Recently, I sent two of my latest essays to a friend in an assisted living community and she, in turn, shared them with friends. The essays concerned visiting two memorials to 9/11 and the other about our nation’s last great Senate. Leave it to friends to tell the “unvarnished truth,” however! They noted that in the closing comments it stated, “RDC ... believes that a sense of humor is essential.” Her friends pointed out that there was no humor in either essay. It was like that old advertisement,”Where’s the beef?”
I looked over many of my essays and they were so correct it pained me to acknowledge the fact. I’m going to try my best to find some humor in this “humorless” world, so bear with me. Recent news articles may have missed your gaze, but I’m always interested in vignettes, short descriptive sketches which might tickle your fancy or at least be informative.
In January, New Jersey passed a law whereby drivers can be fined for driving with “unrestrained” animals in the car. Dogs must be placed in harnesses and cats placed in a carrier and subsequently buckled in. This law would be totally unsatisfactory to Maxie, our daughter’s dog, who likes to sniff the fresh air while alternately looking out both back windows. New Jersey may not see drivers with pets on their laps or in the back of a pickup, but how does one harness fish in a bowl? TV news showed “mock” animals flying through the air like missiles as brakes were applied. Not a nice scene! Interesting is the fact that in N.J. humans are subject to a fine of $46 for not buckling up, whereas the fine for animals is $250 to $1,000. Where, oh where, is the equality of justice?

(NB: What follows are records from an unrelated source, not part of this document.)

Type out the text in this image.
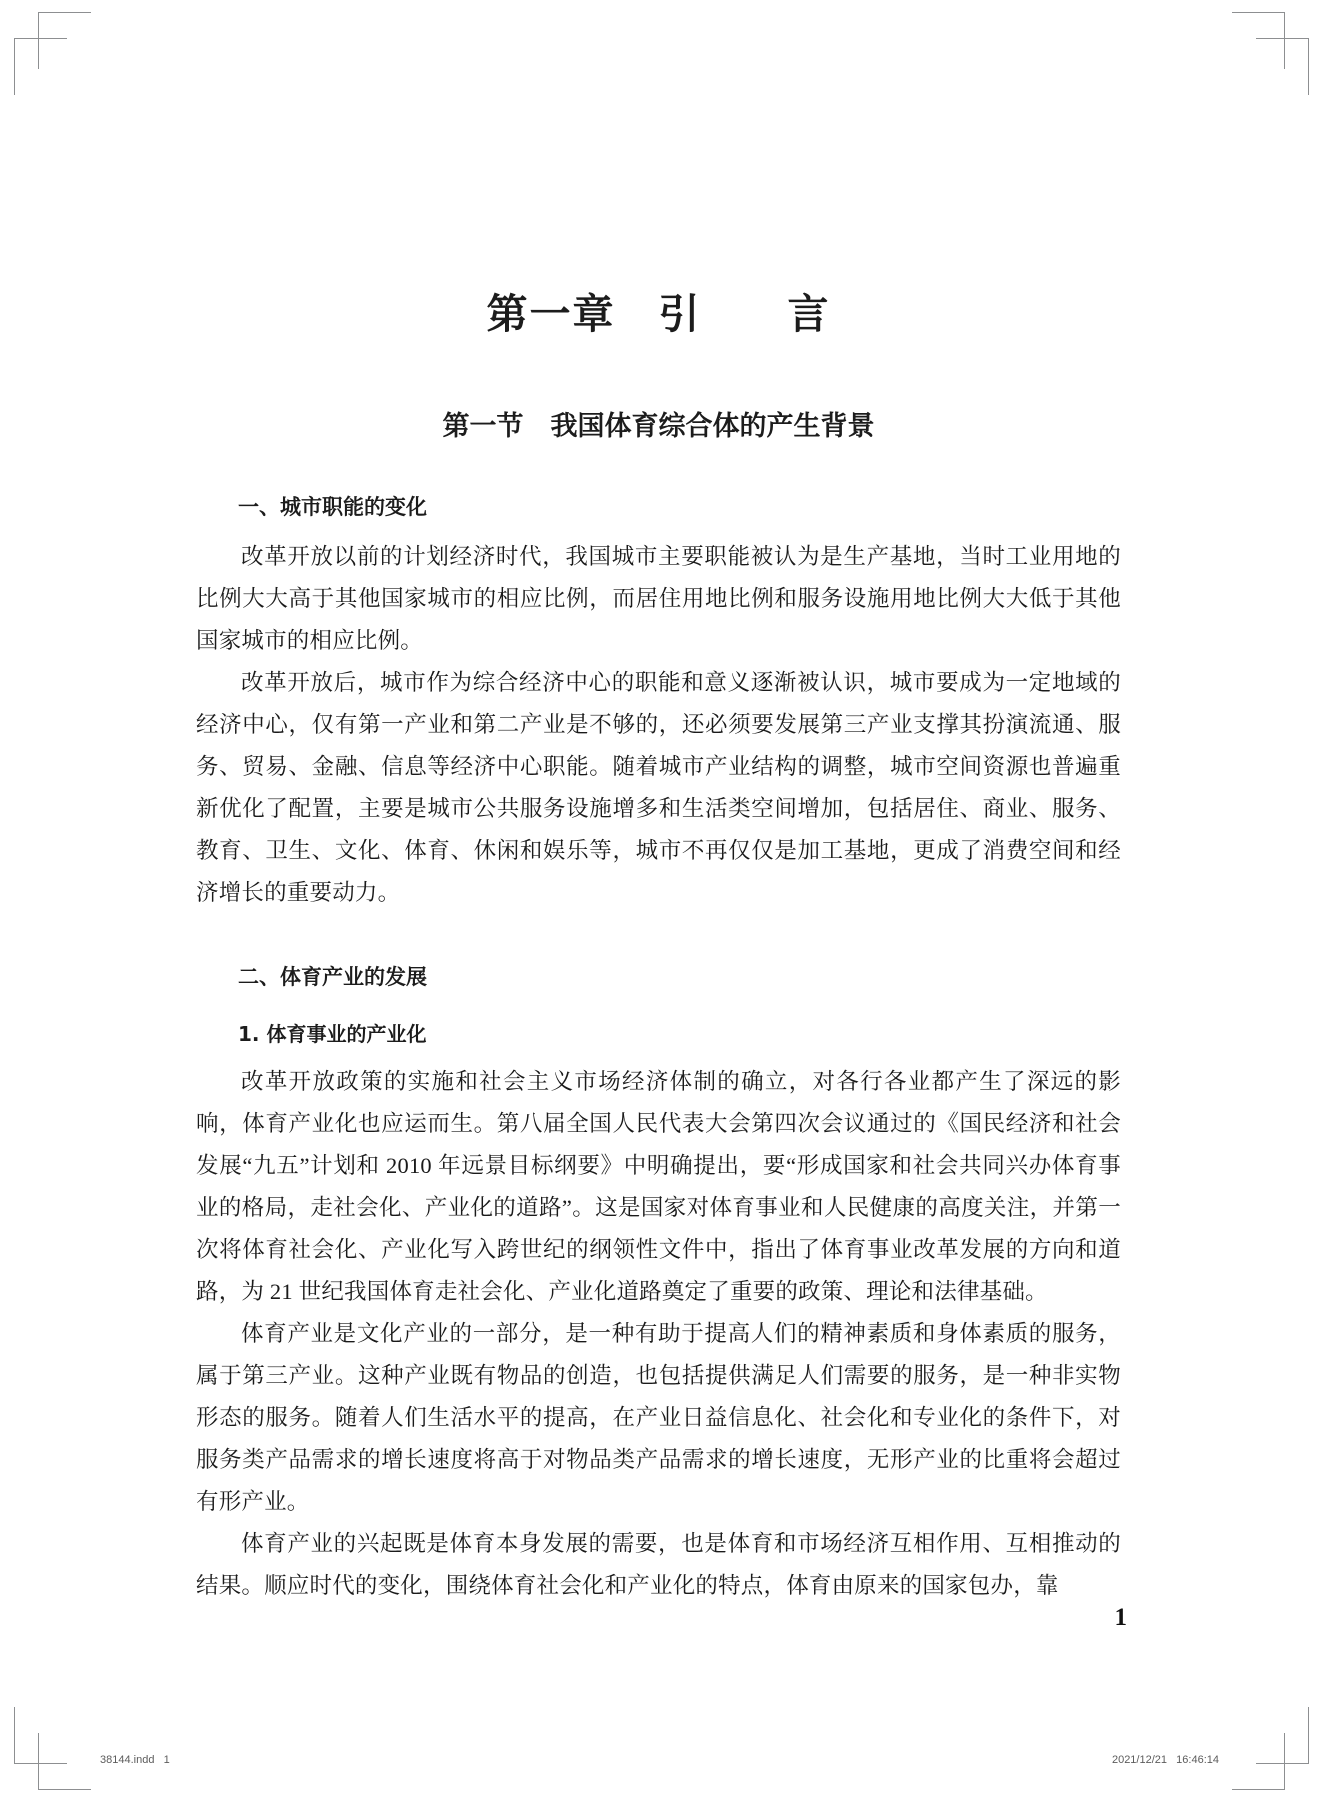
第一章　引　　言
第一节　我国体育综合体的产生背景
一、城市职能的变化

改革开放以前的计划经济时代，我国城市主要职能被认为是生产基地，当时工业用地的比例大大高于其他国家城市的相应比例，而居住用地比例和服务设施用地比例大大低于其他国家城市的相应比例。

改革开放后，城市作为综合经济中心的职能和意义逐渐被认识，城市要成为一定地域的经济中心，仅有第一产业和第二产业是不够的，还必须要发展第三产业支撑其扮演流通、服务、贸易、金融、信息等经济中心职能。随着城市产业结构的调整，城市空间资源也普遍重新优化了配置，主要是城市公共服务设施增多和生活类空间增加，包括居住、商业、服务、教育、卫生、文化、体育、休闲和娱乐等，城市不再仅仅是加工基地，更成了消费空间和经济增长的重要动力。

二、体育产业的发展
1. 体育事业的产业化

改革开放政策的实施和社会主义市场经济体制的确立，对各行各业都产生了深远的影响，体育产业化也应运而生。第八届全国人民代表大会第四次会议通过的《国民经济和社会发展“九五”计划和 2010 年远景目标纲要》中明确提出，要“形成国家和社会共同兴办体育事业的格局，走社会化、产业化的道路”。这是国家对体育事业和人民健康的高度关注，并第一次将体育社会化、产业化写入跨世纪的纲领性文件中，指出了体育事业改革发展的方向和道路，为 21 世纪我国体育走社会化、产业化道路奠定了重要的政策、理论和法律基础。

体育产业是文化产业的一部分，是一种有助于提高人们的精神素质和身体素质的服务，属于第三产业。这种产业既有物品的创造，也包括提供满足人们需要的服务，是一种非实物形态的服务。随着人们生活水平的提高，在产业日益信息化、社会化和专业化的条件下，对服务类产品需求的增长速度将高于对物品类产品需求的增长速度，无形产业的比重将会超过有形产业。

体育产业的兴起既是体育本身发展的需要，也是体育和市场经济互相作用、互相推动的结果。顺应时代的变化，围绕体育社会化和产业化的特点，体育由原来的国家包办，靠

1
38144.indd   1	2021/12/21   16:46:14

The Bottom Line periodical reported gun buying reached record levels in last year’s Christmas season. There were more than 1.5 million background checks of would-be buyers in December 2011, a record for a single month. Black Friday, the day after Thanksgiving, was the busiest day ever in gun-buying history, according to statistics from the FBI. No figures are in as yet for 2012, but based upon the trend, it promises to be “explosive.”
You better not cry, you better not pout, ‘cause Santa Claus may not be coming to town by sleigh, boat or helicopter if the residents of Santa Monica have their way again this year. In 2011, the “Christmas Controversy” became a heated argument over the space for religious (or non) messages. In an effort to be fair, the city held a lottery to assign 21 plots of display space and lo and behold, atheists won 18 spots. Christians who put up the Nativity ended with two spots and a Jewish group won a spot for a menorah. Unfortunately, this action is not playing out well nationally. “When is one person’s public creche (or Christmas tree or Santa decoration) another person’s offending object,” as the Los Angeles Times of Dec. 18, 2011 stated. The best of Christmas wishes would be the spirit of sharing, but that doesn’t appear to be the final act of “It’s A Wonderful Life” in Santa Monica.
Breaking news: A U.S. district judge ruled late November that a 60-year-old Christian Nativity scene at Santa Monica’s Oceanfront Park would not be allowed. He said it was not banned on religious grounds, but rather because it “destroyed the turf and obstructed the ocean views.” The decision will be appealed, but meanwhile the Grinch still lives in Santa Monica.
Robert D. Campbell, an essayist who lives in Newburyport, believes that a sense of humor is essential.